On my side, I wanted to explore also other projects, and became tired of working on GPGMail. I wanted something new. It was getting boring, I had less time to reply to user requests, and code had got very messy. GPGMail development quite stalled from that time, I spent time on it only after major system updates. I was still hoping some people would enter and help on the project in the long-term, not only for a single patch. Thus I opened up the project by putting it on SF, with a real OpenSource license that would’t prevent people from working on GPGMail.
To be honest, I waited a rather long time to upgrade to Snow Leopard specifically because GPGMail support was important to me. When Stéphane backed out of the project, the list was abuzz with people wondering about its future. Luckily, a number of people stepped up to take it over. The project launched a new website, the code and bug tracker was moved to github, and various patched versions started to come out.
When Snow Leopard arrived, I was already spending no time on coding during spare time, and was not really willing to. Finally people entered into the dance and started coding, not only whining. And I must admit I’ve been really surprised by the results they obtained (congrats Lukas and others!). I kept telling myself I would update the project, and make a public release, when I’ll find time to, but the fact is that I cannot, for several reasons.
For so many years I’ve been hoping to find people helping me on the project in the long-term, without finding any, but now that time has come, project can fly without me. I hope there will always be enough people to take care of it. Till now, project was organized by only one person, and depended only on me. I took care of every details. It’s time to change that model and let the project be managed more flexibly. The bazaar model, as I would say.
So please, move the project out of SF, leave it opened to developers, designers, writers, aficionados of all kind. It’s no longer dependent on me, it will depend on all of you. I will close the SF project (and mailing list), and redirect the Sen:te web pages to the new site, once you completed the migration, then I’ll have a glance at the project, from time to time, probably to complain . My baby’s no longer a baby; it no longer needs me.
Thanks all for your support, and now take great care of GPGMail.

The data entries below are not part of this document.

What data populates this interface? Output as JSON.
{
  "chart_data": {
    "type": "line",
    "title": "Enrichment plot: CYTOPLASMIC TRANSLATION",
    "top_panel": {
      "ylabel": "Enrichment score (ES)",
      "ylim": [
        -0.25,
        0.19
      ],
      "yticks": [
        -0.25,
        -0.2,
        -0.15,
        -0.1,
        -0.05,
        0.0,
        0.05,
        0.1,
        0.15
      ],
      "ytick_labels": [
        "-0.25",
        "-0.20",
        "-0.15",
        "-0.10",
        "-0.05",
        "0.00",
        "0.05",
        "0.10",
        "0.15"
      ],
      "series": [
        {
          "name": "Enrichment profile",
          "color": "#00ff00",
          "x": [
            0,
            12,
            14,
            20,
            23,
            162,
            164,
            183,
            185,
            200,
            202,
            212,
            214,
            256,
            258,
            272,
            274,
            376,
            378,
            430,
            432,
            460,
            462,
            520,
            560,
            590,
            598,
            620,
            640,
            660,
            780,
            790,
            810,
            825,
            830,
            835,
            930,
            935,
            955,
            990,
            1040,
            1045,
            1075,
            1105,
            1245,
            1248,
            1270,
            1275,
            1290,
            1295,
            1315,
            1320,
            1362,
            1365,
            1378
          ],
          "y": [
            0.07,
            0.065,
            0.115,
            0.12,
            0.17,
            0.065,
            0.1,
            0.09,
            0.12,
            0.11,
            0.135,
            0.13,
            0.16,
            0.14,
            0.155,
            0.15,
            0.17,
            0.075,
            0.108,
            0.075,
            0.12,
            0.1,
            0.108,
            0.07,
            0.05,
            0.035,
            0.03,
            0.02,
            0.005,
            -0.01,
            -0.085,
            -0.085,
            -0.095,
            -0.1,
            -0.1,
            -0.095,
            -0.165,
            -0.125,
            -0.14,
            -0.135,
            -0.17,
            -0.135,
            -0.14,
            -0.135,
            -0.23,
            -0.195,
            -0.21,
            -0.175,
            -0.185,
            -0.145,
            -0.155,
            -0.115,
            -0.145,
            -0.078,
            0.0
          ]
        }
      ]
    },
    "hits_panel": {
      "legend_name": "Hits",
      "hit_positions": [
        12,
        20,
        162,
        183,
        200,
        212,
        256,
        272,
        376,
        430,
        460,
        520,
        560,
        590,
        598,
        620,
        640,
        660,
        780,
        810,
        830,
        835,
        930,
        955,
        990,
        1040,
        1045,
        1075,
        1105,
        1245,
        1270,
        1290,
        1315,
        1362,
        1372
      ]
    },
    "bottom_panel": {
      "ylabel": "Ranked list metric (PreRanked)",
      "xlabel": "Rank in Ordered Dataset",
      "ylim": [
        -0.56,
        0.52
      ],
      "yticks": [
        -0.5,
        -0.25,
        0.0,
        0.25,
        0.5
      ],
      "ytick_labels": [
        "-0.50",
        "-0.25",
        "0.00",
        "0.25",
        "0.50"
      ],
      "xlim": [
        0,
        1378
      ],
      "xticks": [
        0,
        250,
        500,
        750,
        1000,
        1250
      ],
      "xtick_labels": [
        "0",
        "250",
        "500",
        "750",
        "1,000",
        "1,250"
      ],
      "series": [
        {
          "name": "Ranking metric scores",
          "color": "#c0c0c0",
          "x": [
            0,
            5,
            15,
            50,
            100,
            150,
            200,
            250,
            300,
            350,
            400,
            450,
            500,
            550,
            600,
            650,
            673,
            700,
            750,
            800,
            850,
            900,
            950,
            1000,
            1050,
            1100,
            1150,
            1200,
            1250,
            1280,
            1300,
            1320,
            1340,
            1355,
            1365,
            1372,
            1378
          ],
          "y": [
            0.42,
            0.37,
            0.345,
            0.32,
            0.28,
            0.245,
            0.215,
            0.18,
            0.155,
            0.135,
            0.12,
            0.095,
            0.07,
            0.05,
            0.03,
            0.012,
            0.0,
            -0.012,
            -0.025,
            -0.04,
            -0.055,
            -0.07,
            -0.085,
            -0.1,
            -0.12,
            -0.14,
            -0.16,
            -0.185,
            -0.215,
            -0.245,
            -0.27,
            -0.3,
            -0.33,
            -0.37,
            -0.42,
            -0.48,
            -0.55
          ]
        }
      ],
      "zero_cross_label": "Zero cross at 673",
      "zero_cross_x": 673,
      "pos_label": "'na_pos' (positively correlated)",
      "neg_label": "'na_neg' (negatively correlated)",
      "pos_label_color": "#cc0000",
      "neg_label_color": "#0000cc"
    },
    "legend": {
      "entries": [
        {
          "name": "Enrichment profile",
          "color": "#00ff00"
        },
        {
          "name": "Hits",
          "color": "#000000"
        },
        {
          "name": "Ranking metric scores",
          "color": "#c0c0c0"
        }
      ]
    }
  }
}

Today the team released version 1.3.0 of GPGMail, the first real release under the new model. It installed for me without incident, and I am happy that this project will live on. Thank you Stéphane and thanks to the whole GPGMail team for making this happen. Plus, none of this would have been possible if GPG itself wasn’t open source and packaged by a number of groups. Score one for the open source ecosystem.
Had GPGMail been commercial software, I would have been out of luck, but because it was open source, and that there were many who found it valuable, it lives on and propers.